Essentially his nation's Test wicketkeeper in waiting, Adam Gilchrist is one of Australia's most exciting young players

John Polack
30-Nov-1998
Essentially his nation's Test wicketkeeper in waiting, Adam Gilchrist is one of Australia's most exciting young players. Originally from New South Wales, he made his Sheffield Shield debut as a specialist batsman in 1992-93 but relocated within two summers when it became obvious that his desire to become a first-class wicketkeeper would not be realised in his home State. Starved of opportunities (and frustrated by his inability to convince the New South Wales' selection panel that he was a superior wicketkeeper to the incumbent, Phil Emery), he accordingly moved to Western Australia, where he quickly displaced another highly regarded former international player in Tim Zoehrer.
Since that time, he has deservedly acquired a name for himself as an enterprising player who can always be relied upon to make a valuable contribution to his team's fortunes.
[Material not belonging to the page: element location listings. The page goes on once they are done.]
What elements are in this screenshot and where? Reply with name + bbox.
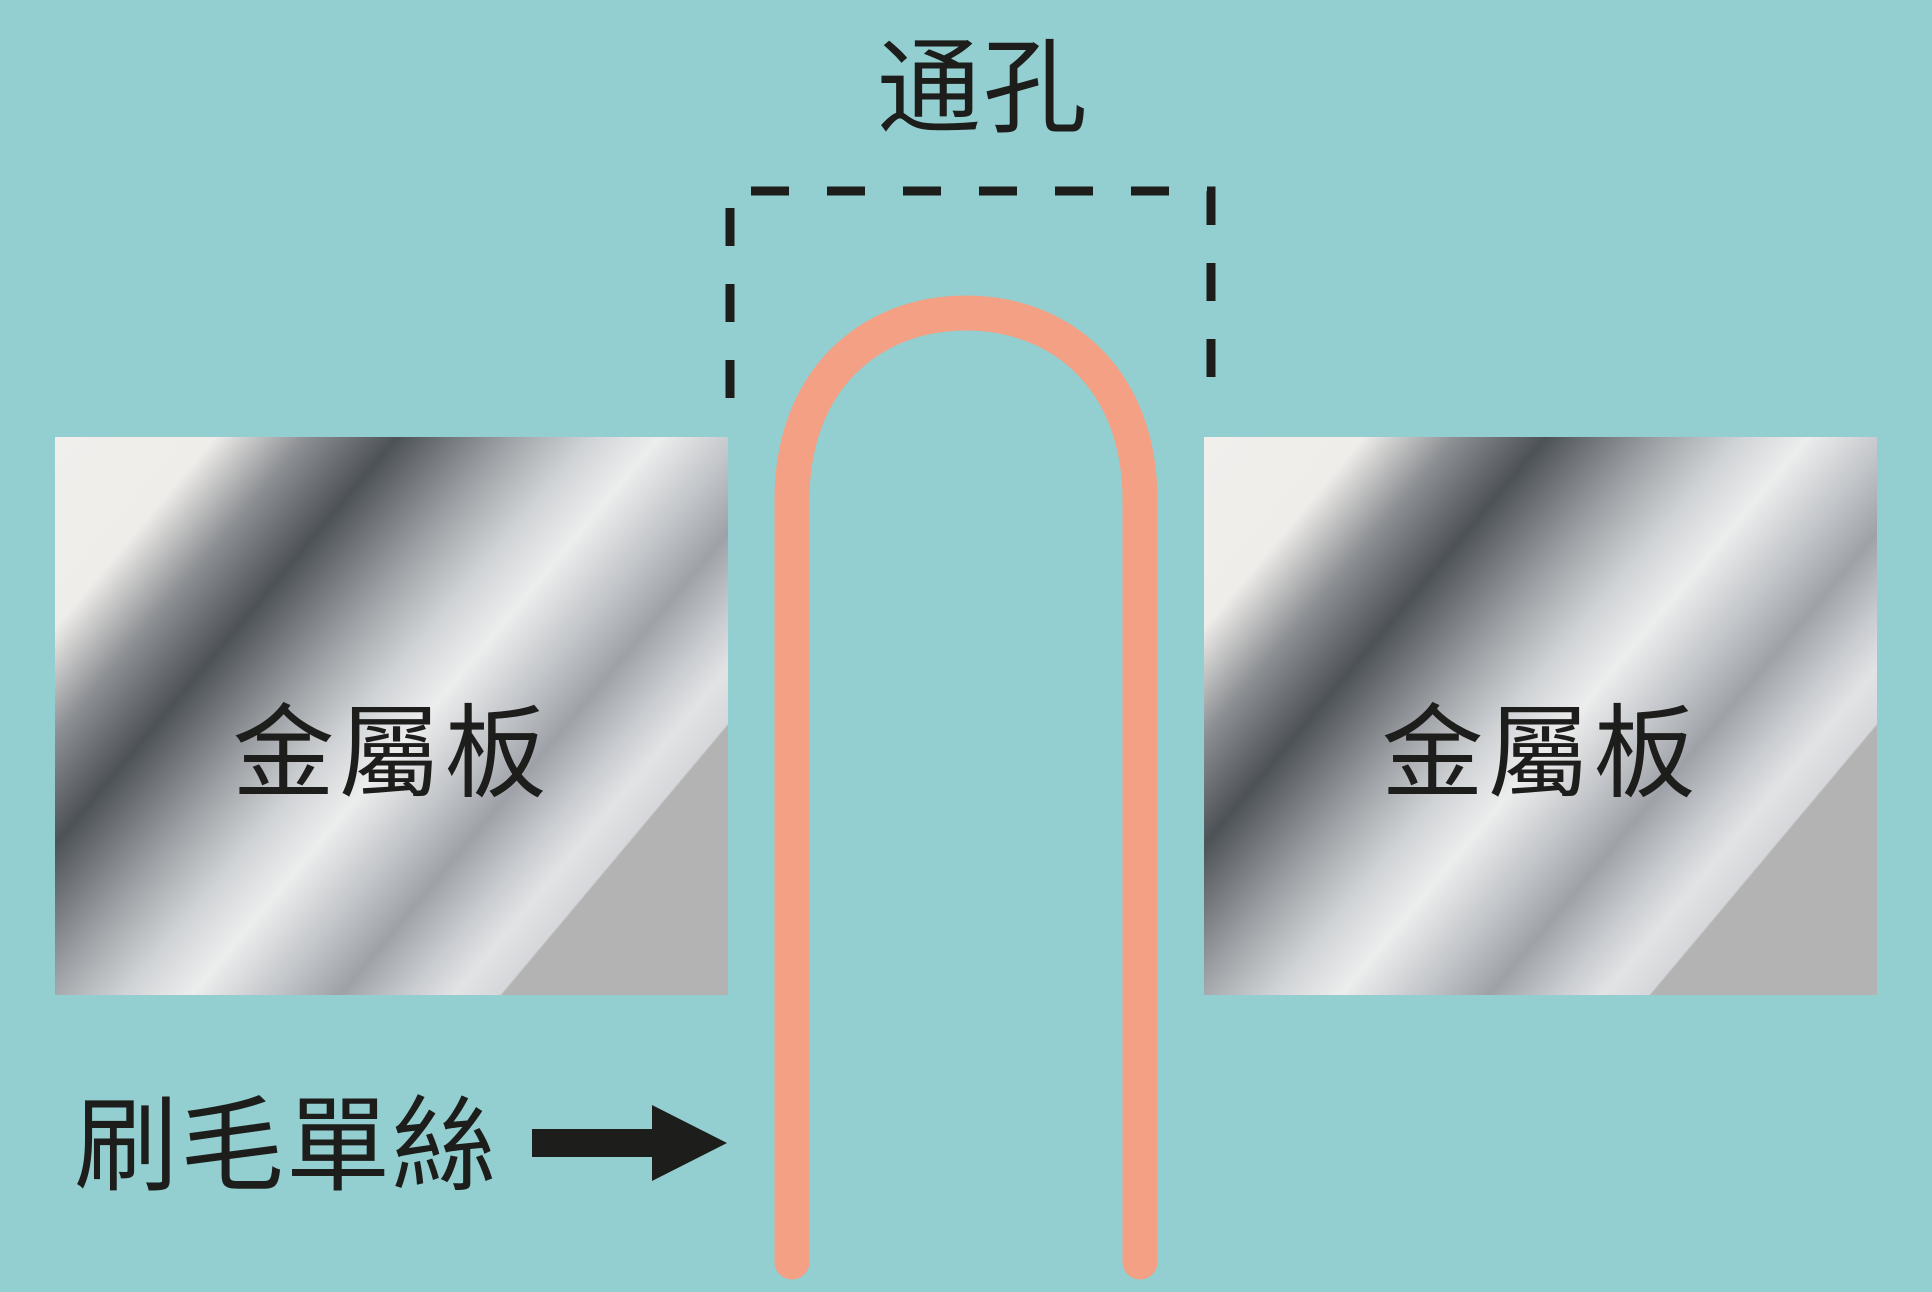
brush-filament-u-shape [774,295,1158,1280]
arrow-right-icon [532,1105,727,1181]
metal-plate-right: 金屬板 [1204,437,1877,995]
metal-plate-right-label: 金屬板 [1381,695,1700,814]
via-hole-dashed-box [725,186,1216,398]
metal-plate-left-label: 金屬板 [232,695,551,814]
metal-plate-left: 金屬板 [55,437,728,995]
via-hole-title: 通孔 [876,27,1089,149]
brush-filament-label: 刷毛單絲 [74,1085,499,1207]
Behind the stumps, he is reliable, enthusiastic and athletic, although it should be said that he generally appears more comfortable keeping to faster bowlers than to spinners. As a batsman, his penchant for playing attacking shots and for punishing loose bowling also makes him a particularly enjoyable player to watch. Whilst his most devastating shot is the cut, he possesses a wide variety of strokes and his penchant for powering the ball square of the wicket is accompanied by an equally adroit capacity to drive the ball fluently through the arc between mid-off and mid-on.
Although his elevation to national honours was not without controversy (as it was made at the expense of the ever-popular Ian Healy), such has been the extent of Gilchrist's progress since moving to Western Australia that he has become a fixture in Australia's one-day international side - as both a 'keeper and dashing opening batsman - over recent seasons. Indeed, one needs to look no further than the three brilliant ODI centuries that he has already scored during 1998 (a measured 100 against South Africa in Sydney in January, a blazing 118 off 117 balls against New Zealand at Lancaster Park in February, and a superb 103 which saw him anchor Australia's successful pursuit of a mammoth total of 8/315 set by Pakistan in Lahore in November) to understand that he is an excellent player whose stature in the game will surely only grow when he is afforded his rightful chance to succeed Healy as Australia's Test gloveman.